Nesta terça-feira (26), o juiz Vitor Dias Zampieri presidiu uma sessão de julgamento do Tribunal do Júri em Dourados, envolvendo feminicídio. O caso emblemático gerou grande comoção social na população douradense. Ao final da sessão, o conselho de sentença julgou o réu culpado e o juiz condenou-o a 27 anos, 9 meses e 10 dias por feminicídio de reclusão, em regime inicial fechado.
O réu foi condenado também a um ano de detenção e 10 dias-multa por posse irregular de arma de fogo e essa mesma pena foi aplicada ao cunhado do réu, A.M.S., que confessou ter guardado a arma do agressor em sua residência.
De acordo com a sentença condenatória, o réu foi ainda condenado a pagar um valor mínimo de reparação de danos aos filhos, considerando que a fixação de indenização mínima é efeito automático da condenação, nos termos do art. 387, IV, do Código de Processo Penal, no valor de 100 salários mínimos atuais, que corresponde a R$ 99.800,00.
O juiz determinou na sentença a intimação do Estado para que o réu-agressor ressarça os valores gastos pelo Sistema Único de Saúde (SUS) no atendimento da vítima, como previsto na Lei nº 13.871/2019, além de determinar que o promotor da Infância e Juventude da comarca de Dourados seja oficiado para apurar se é caso de perda de poder familiar do réu em relação aos filhos, como consequência de uma inovação legislativa, nos termos do art. 23, § 2º, do ECA e art. 1.638, parágrafo único, I, a, do Código Civil.
Entenda – De acordo com a denúncia, E.A.O.R. manteve um relacionamento conjugal por 15 anos com a vítima e da união nasceram quatro filhos. No dia 25 de junho de 2018, por volta das 15 horas, no Parque das Nações I, em Dourados, por motivo torpe e recurso que dificultou a defesa da vítima, além da condição de sexo feminino, o réu atirou na cabeça da mulher.
Consta do processo que o relacionamento do casal era conturbado, com agressões físicas e emocionais praticadas pelo réu contra a vítima. O marido era muito possessivo e, um mês antes do crime, o casal desentendeu-se porque ele descobriu que companheira comunicava-se com um colega de trabalho por mensagens telefônicas.
Na ocasião, o réu agrediu a vítima com um cabo de vassoura, resultando em lesões corporais, além de ameaças e xingamentos. O marido então asseverou que compraria uma arma para matar o colega de trabalho da vítima. A mulher registrou um boletim de ocorrência e solicitou medida protetiva, em razão do grande temor que sentia do agressor.

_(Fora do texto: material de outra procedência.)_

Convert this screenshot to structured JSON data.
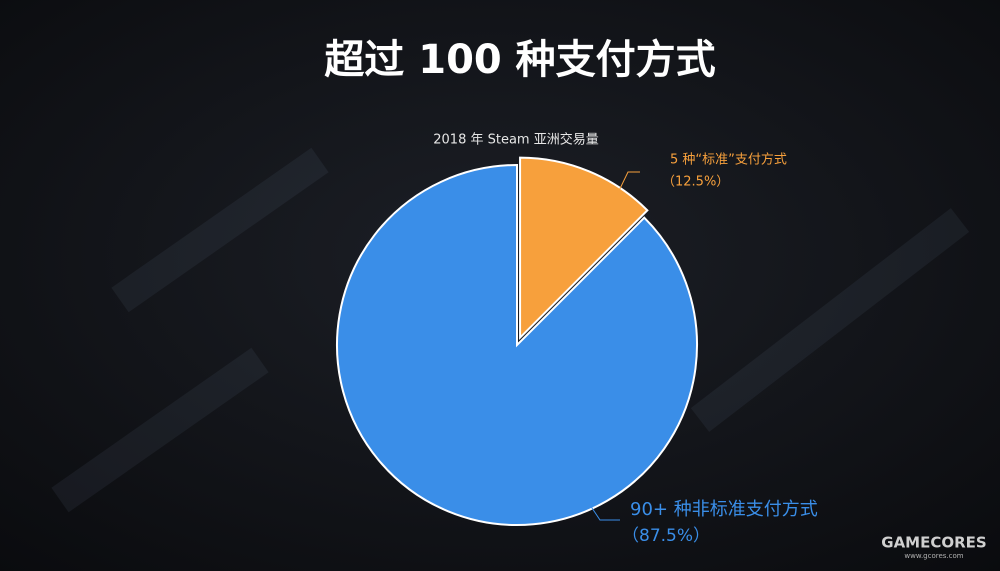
{
  "chart_data": {
    "type": "pie",
    "title": "超过 100 种支付方式",
    "subtitle": "2018 年 Steam 亚洲交易量",
    "categories": [
      "5 种“标准”支付方式",
      "90+ 种非标准支付方式"
    ],
    "values": [
      12.5,
      87.5
    ],
    "value_labels": [
      "（12.5%）",
      "（87.5%）"
    ],
    "colors": [
      "#f7a03c",
      "#3a8ee8"
    ]
  },
  "watermark": {
    "brand": "GAMECORES",
    "url": "www.gcores.com"
  }
}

A partir de então, a vítima passou a morar com a mãe, enquanto o agressor estava proibido judicialmente de se aproximar ou manter contato com a vítima. Ainda assim, o réu comprou a arma, guardou-a na residência do cunhado e permanecia nos arredores da casa, esperando o momento em que a ex-mulher saísse do local para reatar o relacionamento. Além disso, ordenou aos filhos que, ao visitarem a mãe, pegassem seu celular para que monitorasse os contatos mantidos pela vítima.
No dia do crime, a vítima e o filho de 14 anos levavam a motocicleta da mulher até uma oficina mecânica, quando foram abordados pelo réu, que chegara de moto querendo que ela desbloqueasse o celular para que pudesse visualizar as mensagens. Ante a recusa dela, ele mostrou a arma na cintura e iniciou uma discussão com a vítima, interrompida pelo filho.
Com o fim da discussão, a vítima e o adolescente foram até a oficina para deixar o veículo, sempre seguidos pelo acusado. Antes de chegar ao local, foram abordados novamente pelo réu que puxou a mulher pelo braço e a levou para um canto afastado da rua, com pouca movimentação.
Ato contínuo, o réu desferiu diversos socos no rosto da mulher, tendo ela caído ao chão. O filho jogou um pedaço de madeira contra o pai, na tentativa de impedi-lo, entretanto, não acertou. O agressor tirou a arma de fogo da cintura, mirou na cabeça da vítima e disparou diretamente contra o crânio da ex-companheira.
E.A.O.R. foi pronunciado por homicídio qualificado, por motivo torpe, com recurso que dificultou a defesa e feminicídio, além de posse irregular de arma de fogo. No decorrer do processo, a defesa requereu exame de sanidade mental no réu, sugerindo que o crime pudesse ter sido motivado por influência de “forte paixão”. O pedido foi negado pelo juiz, em recurso ao TJMS e em novo recurso ao Superior Tribunal de Justiça (STJ).
Por envolver feminicídio, o processo tramitou em segredo de justiça.